Reporting Cyber-threats to Financial Institutions
Office of the Superintendent of Financial Institution issue Advisory
On March 31, 2019, the Technology and Cyber Security Reporting Advisory came into effect, setting out the Office of the Superintendent of Financial Institution’s expectation for federally regulated financial institutions (FRFI) with regard to technology or cyber security incidents. A “technology or cyber security incident” is defined as an incident which has “the potential to, or has been assessed to, materially impact the normal operations of a FRFI, including confidentiality, integrity or availability of its systems and information.” FRFI’s should report an incident which has a high or critical severity level to OSFI. The Advisory indicated that a “reportable incident” is one that may have:
- Significant operational impact to key/critical information systems or data;
- Material impact to FRFI operational or customer data, including confidentiality, integrity or availability of such data;
- Significant operational impact to internal users that is material to customers or business operations;
- Significant levels of system / service disruptions;
- Extended disruptions to critical business systems / operations;
- Number of external customers impacted is significant or growing;
- Negative reputational impact is imminent (e.g., public/media disclosure);
- Material impact to critical deadlines/obligations in financial market settlement or payment systems (e.g., Financial Market Infrastructure);
- Significant impact to a third party deemed material to the FRFI;
- Material consequences to other FRFIs or the Canadian financial system;
- A FRFI incident has been reported to the Office of the Privacy Commissioner or local/foreign regulatory authorities.

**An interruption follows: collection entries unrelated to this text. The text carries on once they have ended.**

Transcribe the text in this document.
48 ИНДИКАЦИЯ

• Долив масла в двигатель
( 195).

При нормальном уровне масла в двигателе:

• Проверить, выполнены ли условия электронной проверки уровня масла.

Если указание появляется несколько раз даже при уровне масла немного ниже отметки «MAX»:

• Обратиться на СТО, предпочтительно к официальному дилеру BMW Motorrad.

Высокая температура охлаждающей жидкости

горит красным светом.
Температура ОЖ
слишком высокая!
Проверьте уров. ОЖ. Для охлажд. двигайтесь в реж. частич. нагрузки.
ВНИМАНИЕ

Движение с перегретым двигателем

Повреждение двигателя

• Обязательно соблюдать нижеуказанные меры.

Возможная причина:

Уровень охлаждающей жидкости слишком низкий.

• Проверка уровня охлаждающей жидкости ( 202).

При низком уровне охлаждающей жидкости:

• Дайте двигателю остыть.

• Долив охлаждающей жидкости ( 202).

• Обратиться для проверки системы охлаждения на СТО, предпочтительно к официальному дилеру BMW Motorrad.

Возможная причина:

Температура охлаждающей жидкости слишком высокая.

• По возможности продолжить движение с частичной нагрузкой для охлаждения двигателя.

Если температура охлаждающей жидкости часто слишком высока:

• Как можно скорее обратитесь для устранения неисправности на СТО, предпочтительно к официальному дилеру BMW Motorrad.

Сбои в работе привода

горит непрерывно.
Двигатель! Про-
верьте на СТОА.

An FRFI must give notice to OSFI as promptly as possible, but not later than 72 hours after determining an incident meets the criteria, and must do so in writing. In addition updates must be provided at least daily until all material details have been provided, and until the incident is contained or resolved. The Advisory also goes on to provide four examples of reportable incidents: cyber-attack, service availability and recovery, third party breach, and extortion threat.